Jackson got checked, but he never got balanced. In fact, he has been attributed with saying
"the court has rendered its decision, now let's see them try and enforce it."
Jackson's 1832 message also stated that "The authority of the Supreme Court must not be
permitted to control the Congress or the Executive when acting in their legislative capacities,
but to have only such influence as the force of their reasoning may deserve."
This last sentence relegates the Supreme Court -- the law of the land -- to an advisory body
with no ability to enforce its findings or orders.
Clearly, Jackson considered the Constitution of the United States to be an advisory document
as well.
Not only should the patently offensive Indian Removal Act of 1830 be subject to judicial
review, it must be reviewed. And very likely repealed!
It may be unfair to judge 19th century thinking in the 21st century, but frankly, it is self-evident
that any law that suggests the removal of an ethnic group... is going to be violating
someone's natural human rights.
Now, this may all seem like ancient history, but the removal of Indians from their ancestral
lands -- and the reclamation of that land by the Interior Department -- is still going
on today.
As one example, in 1981, a lawsuit was brought by the Sioux Indians seeking to recover 7.3 million acres of their
sacred Black Hills, as promised by the treaty of Fort Laramie in 1868.
In the preceding case of United States v Sioux Nation, in 1980, the Supreme Court offered
monetary relief but not title to their lands. The Indians have never accepted the cash.
It is worth noting that Associate Justice Blackmun, writing for the Majority in the
case, castigated the government's dealings with the Sioux by stating for the record that
"...a more ripe and rank case of dishonorable dealing ... will never be found in our history."

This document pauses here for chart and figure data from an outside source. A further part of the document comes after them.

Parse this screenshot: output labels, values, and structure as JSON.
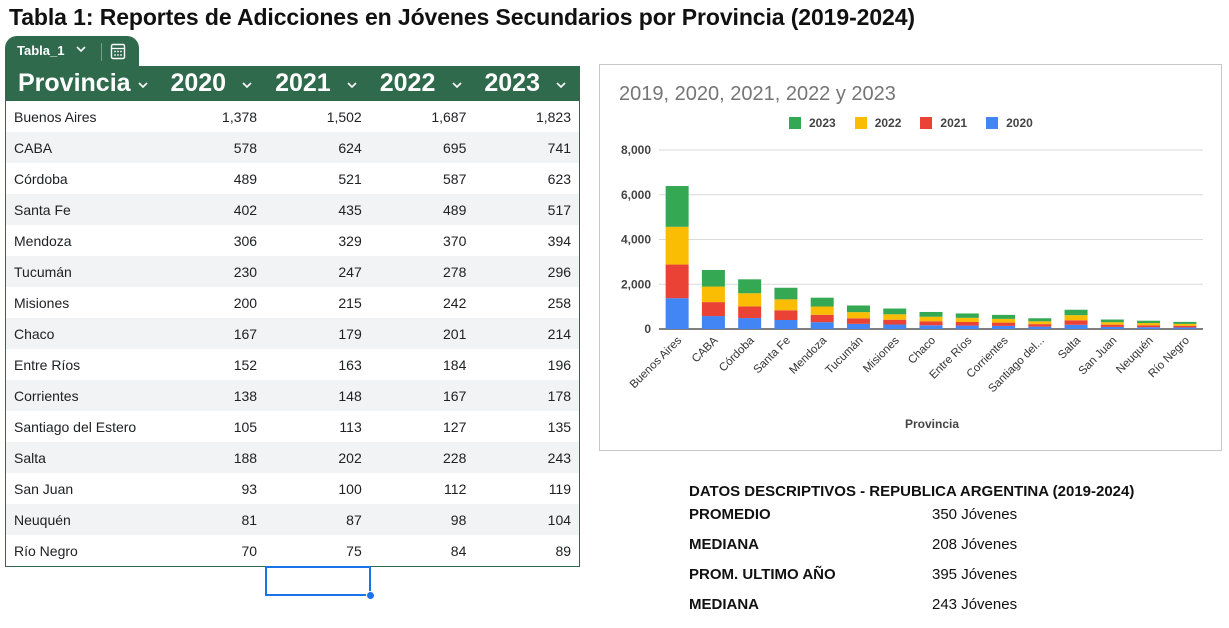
{
  "page": {
    "title": "Tabla 1: Reportes de Adicciones en Jóvenes Secundarios por Provincia (2019-2024)"
  },
  "table": {
    "tab_name": "Tabla_1",
    "headers": [
      "Provincia",
      "2020",
      "2021",
      "2022",
      "2023"
    ],
    "rows": [
      [
        "Buenos Aires",
        "1,378",
        "1,502",
        "1,687",
        "1,823"
      ],
      [
        "CABA",
        "578",
        "624",
        "695",
        "741"
      ],
      [
        "Córdoba",
        "489",
        "521",
        "587",
        "623"
      ],
      [
        "Santa Fe",
        "402",
        "435",
        "489",
        "517"
      ],
      [
        "Mendoza",
        "306",
        "329",
        "370",
        "394"
      ],
      [
        "Tucumán",
        "230",
        "247",
        "278",
        "296"
      ],
      [
        "Misiones",
        "200",
        "215",
        "242",
        "258"
      ],
      [
        "Chaco",
        "167",
        "179",
        "201",
        "214"
      ],
      [
        "Entre Ríos",
        "152",
        "163",
        "184",
        "196"
      ],
      [
        "Corrientes",
        "138",
        "148",
        "167",
        "178"
      ],
      [
        "Santiago del Estero",
        "105",
        "113",
        "127",
        "135"
      ],
      [
        "Salta",
        "188",
        "202",
        "228",
        "243"
      ],
      [
        "San Juan",
        "93",
        "100",
        "112",
        "119"
      ],
      [
        "Neuquén",
        "81",
        "87",
        "98",
        "104"
      ],
      [
        "Río Negro",
        "70",
        "75",
        "84",
        "89"
      ]
    ],
    "header_color": "#2f6a4c"
  },
  "chart_data": {
    "type": "bar",
    "stacked": true,
    "title": "2019, 2020, 2021, 2022 y 2023",
    "xlabel": "Provincia",
    "ylabel": "",
    "ylim": [
      0,
      8000
    ],
    "yticks": [
      "0",
      "2,000",
      "4,000",
      "6,000",
      "8,000"
    ],
    "categories": [
      "Buenos Aires",
      "CABA",
      "Córdoba",
      "Santa Fe",
      "Mendoza",
      "Tucumán",
      "Misiones",
      "Chaco",
      "Entre Ríos",
      "Corrientes",
      "Santiago del...",
      "Salta",
      "San Juan",
      "Neuquén",
      "Río Negro"
    ],
    "series": [
      {
        "name": "2020",
        "color": "#4285f4",
        "values": [
          1378,
          578,
          489,
          402,
          306,
          230,
          200,
          167,
          152,
          138,
          105,
          188,
          93,
          81,
          70
        ]
      },
      {
        "name": "2021",
        "color": "#ea4335",
        "values": [
          1502,
          624,
          521,
          435,
          329,
          247,
          215,
          179,
          163,
          148,
          113,
          202,
          100,
          87,
          75
        ]
      },
      {
        "name": "2022",
        "color": "#fbbc04",
        "values": [
          1687,
          695,
          587,
          489,
          370,
          278,
          242,
          201,
          184,
          167,
          127,
          228,
          112,
          98,
          84
        ]
      },
      {
        "name": "2023",
        "color": "#34a853",
        "values": [
          1823,
          741,
          623,
          517,
          394,
          296,
          258,
          214,
          196,
          178,
          135,
          243,
          119,
          104,
          89
        ]
      }
    ],
    "legend_order": [
      "2023",
      "2022",
      "2021",
      "2020"
    ],
    "legend_position": "top",
    "grid": true
  },
  "stats": {
    "title": "DATOS DESCRIPTIVOS - REPUBLICA ARGENTINA  (2019-2024)",
    "rows": [
      {
        "label": "PROMEDIO",
        "value": "350 Jóvenes"
      },
      {
        "label": "MEDIANA",
        "value": "208 Jóvenes"
      },
      {
        "label": "PROM. ULTIMO AÑO",
        "value": "395 Jóvenes"
      },
      {
        "label": "MEDIANA",
        "value": "243 Jóvenes"
      }
    ]
  }
}
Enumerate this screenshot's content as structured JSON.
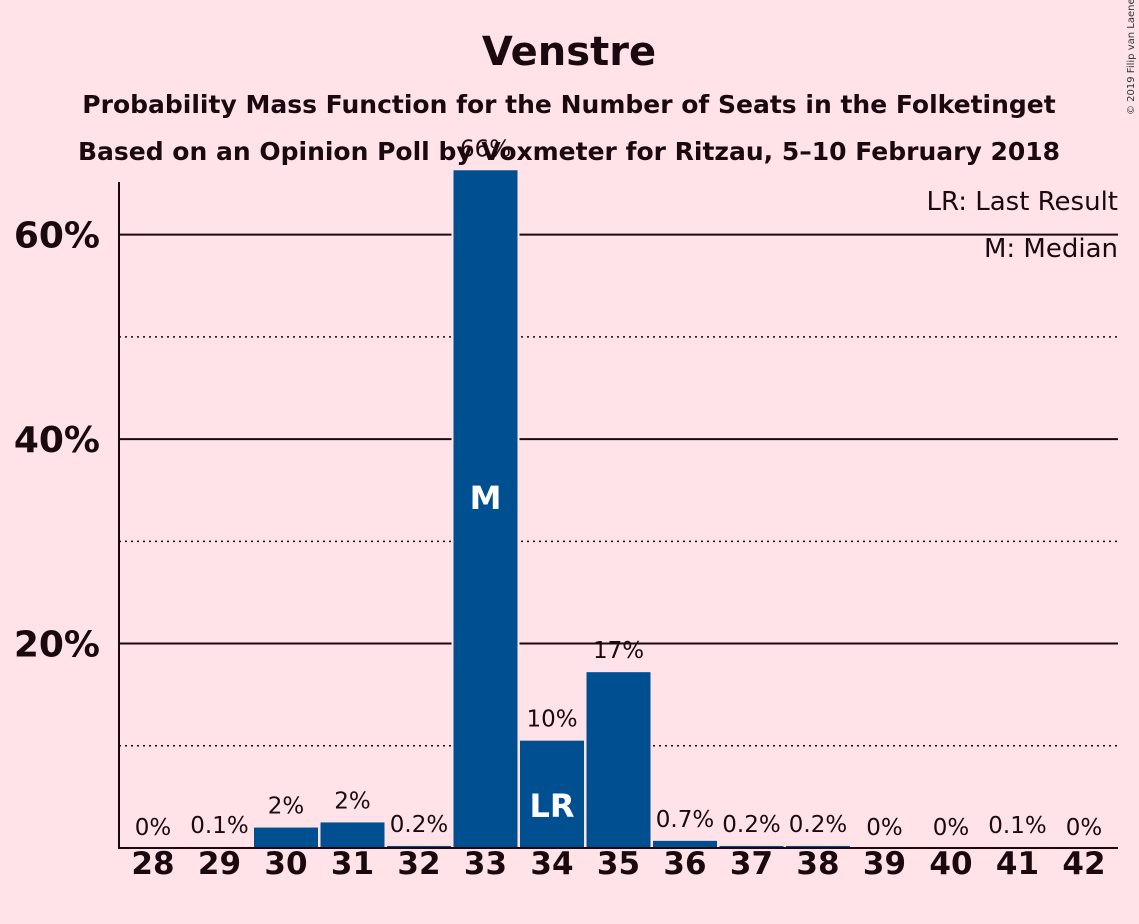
{
  "chart_data": {
    "type": "bar",
    "title": "Venstre",
    "subtitle_1": "Probability Mass Function for the Number of Seats in the Folketinget",
    "subtitle_2": "Based on an Opinion Poll by Voxmeter for Ritzau, 5–10 February 2018",
    "copyright": "© 2019 Filip van Laenen",
    "legend": [
      "LR: Last Result",
      "M: Median"
    ],
    "legend_position": "top-right",
    "categories": [
      "28",
      "29",
      "30",
      "31",
      "32",
      "33",
      "34",
      "35",
      "36",
      "37",
      "38",
      "39",
      "40",
      "41",
      "42"
    ],
    "values": [
      0,
      0.1,
      2,
      2.5,
      0.2,
      66.3,
      10.5,
      17.2,
      0.7,
      0.2,
      0.2,
      0,
      0,
      0.1,
      0
    ],
    "value_labels": [
      "0%",
      "0.1%",
      "2%",
      "2%",
      "0.2%",
      "66%",
      "10%",
      "17%",
      "0.7%",
      "0.2%",
      "0.2%",
      "0%",
      "0%",
      "0.1%",
      "0%"
    ],
    "bar_markers": {
      "33": "M",
      "34": "LR"
    },
    "yticks": [
      20,
      40,
      60
    ],
    "ytick_labels": [
      "20%",
      "40%",
      "60%"
    ],
    "minor_gridlines": [
      10,
      30,
      50
    ],
    "ylim": [
      0,
      72
    ],
    "bar_color": "#004f91",
    "grid": true
  }
}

Sadly, Justice Blackmun was being far too optimistic, for past and subsequent history
has proven him wrong in his assessment of the character of Congress and the BIA.
Even more recently the Justice Department has been forced to settle claims totaling
billions of dollars directly attributable to theft and mismanagement of Indian Trust
by the Bureau of Indian Affairs.
And there are dozens of other claims pending.
Over the past three years researchers in the Tecumseh Federation have poured over hundreds
of historical writings, legal documents, speeches, books and hours upon hours of video documentaries,
seeking to uncover the true history behind the U.S. Congress' odious Indian Affairs policies.
The result is that we are of one mind in believing that the failure of Congress to acknowledge
that it had conspired and colluded in an insurrection over the Supreme Court to pass the patently
unlawful and immoral Indian Removal Act is the sole reason for the continuance of America's
Killing Fields today.
The federal government's failure to grant fee simple title to the Indians is at the
root of all of the catastrophes surrounding America's wretched Indian Affairs policies.
The removal policy created the modern day BIA reservation system, which we now know
to be institutionalized genocide, with mass exodus by those who can, and the erosion of an entire
culture that helped define the Western World.
Americas Killing Fields are a can of worms that nobody wants to open.
These truths represent, for many, the darkest blight on our nation's history since passage
of the 13th Amendment abolishing slavery.
But our generation and the ones that follow must have the courage to open old wounds if
we are to meet the promise of America to its people today.
Let us mourn, grieve, and acknowledge our forefather's errors and wrongdoings and attempt
to make things right for our country's First People, the Native Americans.